GPU-accelerated Monte Carlo Transport with the Einstein Toolkit

Simulating particle transport, such as that of neutrinos or radiation, is a critical component for high-fidelity models of relativistic astrophysical phenomena, including core-collapse supernovae, binary neutron star mergers, and accretion disks. However, Monte Carlo (MC) methods, while highly accurate and inherently parallelizable, are computationally expensive and often represent the primary performance bottleneck in large-scale simulations.

We present a new, GPU-accelerated Monte Carlo transport (MCT) module for the Einstein Toolkit, a community-driven, open-source software platform for numerical relativity. This module is designed to seamlessly integrate with the Toolkit's existing infrastructure, namely CarpetX, the AMReX-based adaptive mesh refinement (AMR) driver.

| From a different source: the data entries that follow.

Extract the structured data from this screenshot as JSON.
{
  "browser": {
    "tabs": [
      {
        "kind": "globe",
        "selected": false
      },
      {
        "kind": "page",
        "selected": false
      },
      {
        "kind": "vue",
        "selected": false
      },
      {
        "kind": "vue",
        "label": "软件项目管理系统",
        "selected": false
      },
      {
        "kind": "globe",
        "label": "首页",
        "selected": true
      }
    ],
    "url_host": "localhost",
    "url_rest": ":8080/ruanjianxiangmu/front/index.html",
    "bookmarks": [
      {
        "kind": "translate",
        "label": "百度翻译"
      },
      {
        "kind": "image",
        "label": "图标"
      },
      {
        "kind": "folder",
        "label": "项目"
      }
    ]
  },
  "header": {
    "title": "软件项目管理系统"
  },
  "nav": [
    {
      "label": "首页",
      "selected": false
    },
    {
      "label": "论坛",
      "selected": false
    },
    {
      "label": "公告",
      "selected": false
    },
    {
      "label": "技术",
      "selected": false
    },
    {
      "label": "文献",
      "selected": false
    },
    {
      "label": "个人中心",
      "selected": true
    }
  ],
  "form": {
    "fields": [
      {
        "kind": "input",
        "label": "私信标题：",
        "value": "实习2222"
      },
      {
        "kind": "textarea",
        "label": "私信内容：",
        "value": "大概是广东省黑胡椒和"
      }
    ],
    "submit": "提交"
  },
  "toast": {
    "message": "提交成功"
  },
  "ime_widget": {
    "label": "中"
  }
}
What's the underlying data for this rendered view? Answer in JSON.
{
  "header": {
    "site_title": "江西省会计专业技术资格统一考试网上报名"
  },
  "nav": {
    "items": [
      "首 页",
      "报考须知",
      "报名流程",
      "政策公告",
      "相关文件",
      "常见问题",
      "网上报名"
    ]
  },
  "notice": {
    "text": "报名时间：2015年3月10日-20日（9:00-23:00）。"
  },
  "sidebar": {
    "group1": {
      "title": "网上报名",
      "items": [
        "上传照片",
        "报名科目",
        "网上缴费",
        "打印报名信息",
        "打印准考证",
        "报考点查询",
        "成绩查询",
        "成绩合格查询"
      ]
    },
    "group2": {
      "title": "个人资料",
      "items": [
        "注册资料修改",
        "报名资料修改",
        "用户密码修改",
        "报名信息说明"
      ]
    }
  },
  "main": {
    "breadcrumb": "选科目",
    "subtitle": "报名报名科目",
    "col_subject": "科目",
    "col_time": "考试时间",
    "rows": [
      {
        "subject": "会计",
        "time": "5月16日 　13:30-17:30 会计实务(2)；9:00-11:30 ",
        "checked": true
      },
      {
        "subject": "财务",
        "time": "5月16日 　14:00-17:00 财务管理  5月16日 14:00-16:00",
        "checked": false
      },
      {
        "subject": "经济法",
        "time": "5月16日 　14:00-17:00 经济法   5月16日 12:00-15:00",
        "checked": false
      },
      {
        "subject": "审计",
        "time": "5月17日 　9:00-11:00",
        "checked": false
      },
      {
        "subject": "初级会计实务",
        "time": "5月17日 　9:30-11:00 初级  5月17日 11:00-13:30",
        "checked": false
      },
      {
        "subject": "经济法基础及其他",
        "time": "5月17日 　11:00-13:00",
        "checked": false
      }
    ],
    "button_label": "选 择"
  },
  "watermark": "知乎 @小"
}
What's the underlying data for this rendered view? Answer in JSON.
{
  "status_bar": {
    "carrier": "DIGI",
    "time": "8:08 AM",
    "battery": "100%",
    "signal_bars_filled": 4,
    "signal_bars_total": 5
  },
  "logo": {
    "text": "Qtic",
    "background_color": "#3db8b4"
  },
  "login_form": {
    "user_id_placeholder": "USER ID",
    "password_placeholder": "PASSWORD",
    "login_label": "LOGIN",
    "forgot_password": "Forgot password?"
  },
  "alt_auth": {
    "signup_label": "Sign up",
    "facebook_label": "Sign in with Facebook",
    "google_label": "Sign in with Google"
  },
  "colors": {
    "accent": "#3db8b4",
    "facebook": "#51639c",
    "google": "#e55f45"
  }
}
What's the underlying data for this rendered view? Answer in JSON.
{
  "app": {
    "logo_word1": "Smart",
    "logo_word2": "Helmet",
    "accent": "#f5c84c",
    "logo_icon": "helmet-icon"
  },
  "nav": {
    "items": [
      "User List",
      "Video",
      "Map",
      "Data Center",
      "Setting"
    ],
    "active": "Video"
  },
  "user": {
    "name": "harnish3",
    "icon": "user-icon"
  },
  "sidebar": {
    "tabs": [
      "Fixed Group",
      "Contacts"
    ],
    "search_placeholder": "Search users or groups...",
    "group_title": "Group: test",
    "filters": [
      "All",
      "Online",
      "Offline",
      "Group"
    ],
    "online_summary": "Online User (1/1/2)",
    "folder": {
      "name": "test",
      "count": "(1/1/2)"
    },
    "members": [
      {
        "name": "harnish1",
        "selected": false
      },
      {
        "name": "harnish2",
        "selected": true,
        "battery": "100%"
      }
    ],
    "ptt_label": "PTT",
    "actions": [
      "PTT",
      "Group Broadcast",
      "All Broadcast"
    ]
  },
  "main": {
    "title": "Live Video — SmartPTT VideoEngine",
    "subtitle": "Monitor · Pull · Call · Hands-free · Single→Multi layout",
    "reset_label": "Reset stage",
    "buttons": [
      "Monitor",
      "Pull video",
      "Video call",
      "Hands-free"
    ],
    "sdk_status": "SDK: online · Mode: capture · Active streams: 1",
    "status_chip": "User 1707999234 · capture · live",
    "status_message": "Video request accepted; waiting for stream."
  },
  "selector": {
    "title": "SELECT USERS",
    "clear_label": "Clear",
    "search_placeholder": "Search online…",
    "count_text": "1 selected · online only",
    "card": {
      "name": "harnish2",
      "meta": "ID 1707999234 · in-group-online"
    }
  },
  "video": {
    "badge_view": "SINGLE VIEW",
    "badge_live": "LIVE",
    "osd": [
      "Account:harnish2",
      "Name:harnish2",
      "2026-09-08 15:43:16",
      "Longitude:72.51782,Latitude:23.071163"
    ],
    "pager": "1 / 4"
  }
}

By offloading the computationally intensive particle advection and interaction kernels to Graphics Processing Units (GPUs), our implementation leverages their massive parallel architecture to accelerate the calculations by orders of magnitude. We describe the design of this new thorn, its coupling to the spacetime and fluid variables, and its performance on modern GPU architectures. We validate the module against a suite of standard radiation and transport benchmarks. This work enables more realistic and computationally feasible microphysics in demanding astrophysical simulations, paving the way for next-generation studies of GRMHD with radiation and neutrino-driven phenomena.